Kyl is only looking at short term political rhetoric and looks pretty stupid doing that. He is WRONG!
June 18th, 2009 at 9:11 amSounds like Kyl needs to get back on his meds! Seriously, why isn’t the discussion more about the reason WHY he gets 2 million in campaign support? We have legalized bribery, legalized by the people that benefit: the law makers. Why don’t we have discussions about single payer? Single payer doesn’t contribute to anyone’s campaign fund. Single payer is a concept, not a corporate institution or coalition representing corporations. Unless we make the discussion about legalized bribery a fundamental issue (well, it effects everything that lawmakers do), we will only be chatting and bitching about symptoms sans the cure.

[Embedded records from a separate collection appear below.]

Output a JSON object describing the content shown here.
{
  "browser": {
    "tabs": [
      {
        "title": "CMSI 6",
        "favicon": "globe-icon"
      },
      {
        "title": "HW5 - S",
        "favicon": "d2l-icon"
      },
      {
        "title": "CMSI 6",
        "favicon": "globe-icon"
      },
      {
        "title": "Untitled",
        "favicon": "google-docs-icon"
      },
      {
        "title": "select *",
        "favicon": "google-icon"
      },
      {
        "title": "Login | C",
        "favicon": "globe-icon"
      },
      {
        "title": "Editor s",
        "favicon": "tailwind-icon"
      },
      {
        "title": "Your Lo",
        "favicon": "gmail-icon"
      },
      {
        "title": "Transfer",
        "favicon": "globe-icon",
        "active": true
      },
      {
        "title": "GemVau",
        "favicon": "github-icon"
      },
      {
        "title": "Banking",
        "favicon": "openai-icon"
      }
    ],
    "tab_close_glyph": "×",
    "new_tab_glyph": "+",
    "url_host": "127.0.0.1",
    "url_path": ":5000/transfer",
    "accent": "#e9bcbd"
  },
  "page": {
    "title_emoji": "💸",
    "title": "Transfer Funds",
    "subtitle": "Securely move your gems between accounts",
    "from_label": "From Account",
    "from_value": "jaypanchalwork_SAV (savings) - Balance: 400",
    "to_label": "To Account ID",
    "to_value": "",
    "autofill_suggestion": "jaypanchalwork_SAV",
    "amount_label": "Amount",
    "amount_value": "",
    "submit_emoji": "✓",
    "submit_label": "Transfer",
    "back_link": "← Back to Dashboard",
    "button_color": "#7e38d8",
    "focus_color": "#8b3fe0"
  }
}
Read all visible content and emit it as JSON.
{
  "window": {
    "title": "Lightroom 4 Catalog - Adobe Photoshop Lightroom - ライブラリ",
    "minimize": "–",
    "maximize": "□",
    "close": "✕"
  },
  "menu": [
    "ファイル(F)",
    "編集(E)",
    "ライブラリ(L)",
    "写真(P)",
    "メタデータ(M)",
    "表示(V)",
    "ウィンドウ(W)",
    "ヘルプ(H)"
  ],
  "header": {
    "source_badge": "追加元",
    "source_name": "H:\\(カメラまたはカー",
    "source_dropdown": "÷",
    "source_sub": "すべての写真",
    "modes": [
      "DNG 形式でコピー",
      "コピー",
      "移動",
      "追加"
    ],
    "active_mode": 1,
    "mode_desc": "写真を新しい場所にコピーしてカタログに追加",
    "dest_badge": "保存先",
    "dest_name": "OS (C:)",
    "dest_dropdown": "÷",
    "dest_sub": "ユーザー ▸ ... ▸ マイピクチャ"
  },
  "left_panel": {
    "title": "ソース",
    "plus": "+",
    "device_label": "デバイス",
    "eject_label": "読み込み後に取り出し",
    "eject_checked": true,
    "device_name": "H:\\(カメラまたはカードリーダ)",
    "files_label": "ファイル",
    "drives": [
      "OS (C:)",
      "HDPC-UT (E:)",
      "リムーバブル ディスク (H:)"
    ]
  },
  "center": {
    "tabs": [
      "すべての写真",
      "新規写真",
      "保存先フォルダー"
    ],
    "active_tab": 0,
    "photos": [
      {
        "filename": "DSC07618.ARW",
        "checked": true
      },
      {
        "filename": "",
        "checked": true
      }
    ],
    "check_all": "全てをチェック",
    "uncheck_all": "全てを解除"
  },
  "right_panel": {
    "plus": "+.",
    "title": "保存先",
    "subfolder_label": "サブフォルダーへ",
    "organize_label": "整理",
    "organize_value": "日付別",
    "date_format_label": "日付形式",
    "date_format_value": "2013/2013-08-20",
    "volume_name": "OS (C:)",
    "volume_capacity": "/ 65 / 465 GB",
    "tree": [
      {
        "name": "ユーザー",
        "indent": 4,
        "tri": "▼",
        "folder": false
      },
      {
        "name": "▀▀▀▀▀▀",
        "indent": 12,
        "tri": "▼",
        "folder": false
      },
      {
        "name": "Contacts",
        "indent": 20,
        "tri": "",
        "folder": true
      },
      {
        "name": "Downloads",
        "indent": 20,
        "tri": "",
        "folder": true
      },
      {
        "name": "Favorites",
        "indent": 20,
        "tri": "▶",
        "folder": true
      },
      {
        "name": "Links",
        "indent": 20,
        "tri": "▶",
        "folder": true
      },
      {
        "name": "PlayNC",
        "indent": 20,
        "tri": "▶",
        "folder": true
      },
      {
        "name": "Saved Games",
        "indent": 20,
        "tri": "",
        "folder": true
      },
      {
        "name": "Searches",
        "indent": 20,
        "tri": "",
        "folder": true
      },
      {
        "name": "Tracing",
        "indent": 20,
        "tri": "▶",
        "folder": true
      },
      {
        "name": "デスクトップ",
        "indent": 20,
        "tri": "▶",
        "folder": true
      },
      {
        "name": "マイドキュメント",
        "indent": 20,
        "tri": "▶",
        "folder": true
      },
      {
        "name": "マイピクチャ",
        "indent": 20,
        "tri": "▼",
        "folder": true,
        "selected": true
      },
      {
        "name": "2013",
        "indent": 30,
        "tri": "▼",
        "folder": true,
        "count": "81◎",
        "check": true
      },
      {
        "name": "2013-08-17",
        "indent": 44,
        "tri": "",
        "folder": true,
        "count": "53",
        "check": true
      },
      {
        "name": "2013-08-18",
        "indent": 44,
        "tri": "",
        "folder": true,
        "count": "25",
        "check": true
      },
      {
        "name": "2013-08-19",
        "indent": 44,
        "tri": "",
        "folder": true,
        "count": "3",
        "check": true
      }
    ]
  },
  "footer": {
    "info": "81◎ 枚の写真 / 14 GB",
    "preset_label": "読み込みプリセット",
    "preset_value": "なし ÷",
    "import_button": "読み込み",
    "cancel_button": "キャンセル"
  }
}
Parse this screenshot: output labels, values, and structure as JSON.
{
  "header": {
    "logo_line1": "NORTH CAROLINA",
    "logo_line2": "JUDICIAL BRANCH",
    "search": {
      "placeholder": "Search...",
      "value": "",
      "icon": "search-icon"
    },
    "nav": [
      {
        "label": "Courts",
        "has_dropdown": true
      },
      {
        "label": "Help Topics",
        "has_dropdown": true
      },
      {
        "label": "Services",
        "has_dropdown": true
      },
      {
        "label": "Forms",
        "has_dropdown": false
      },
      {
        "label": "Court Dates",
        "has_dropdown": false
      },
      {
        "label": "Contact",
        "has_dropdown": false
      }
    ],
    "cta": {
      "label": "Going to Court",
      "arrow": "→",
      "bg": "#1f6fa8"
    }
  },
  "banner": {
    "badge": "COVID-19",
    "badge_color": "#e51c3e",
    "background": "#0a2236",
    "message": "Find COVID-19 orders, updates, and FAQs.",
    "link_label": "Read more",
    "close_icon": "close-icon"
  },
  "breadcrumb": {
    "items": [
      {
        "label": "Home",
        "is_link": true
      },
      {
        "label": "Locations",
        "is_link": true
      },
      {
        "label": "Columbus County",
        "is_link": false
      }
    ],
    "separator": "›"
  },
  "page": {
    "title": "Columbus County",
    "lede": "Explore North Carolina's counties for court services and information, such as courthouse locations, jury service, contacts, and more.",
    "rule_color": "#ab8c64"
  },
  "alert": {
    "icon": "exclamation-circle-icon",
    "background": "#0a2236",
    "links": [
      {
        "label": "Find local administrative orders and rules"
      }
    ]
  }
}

Side note: several years ago, Obama, while a senator, made a public statement aired on a documentary about Darfur. He said, basically, that we (congressional members) can do something about Darfur if Americans write letters to their representatives. It all seemed so reasonable until I began to think about it more. You see, congressional members have better access and better information to the Darfur crisis then we did/do, hence the reason Obama is there talking about the confict. Yet Obama wants politicians to be told that they need to prioritize the conflict. Ok, still sorta reasonable. But the more I thought about it, the more I realized what exactly is the conflict being prioritized against? I mean, our congressional members are human, with a conscience, with all available information at hand and are aware of the crisis via the media, like us. Our representative form of Democracy gives them the authority to act on their own conscience. So the question that begs is: What exactly is preventing them from having empathy for and then acting on the disaster that is Darfur? Something has to have some serious teeth in it to be so entrenched that Obama thinks we need to write letters for. Long story short, the only thing I can come up with is financial support of and personal contact with those that support their “profession” of being a lawmaker. Their campaign promises really don’t have that much teeth, but in-person handshake commitments to persons that represent money given are huge. Citizen letters are the only thing an elected official would feel he/she needs to put aside financial commitments made to campaign supporters. In other words, the real first amendment to the constitution is: 0.8.2b) we the people must also write letters to our elected officials so that they can act on our behalf; otherwise, they must take care of money interests first.
My point is: Kyl is doing his duty. Hurray for America!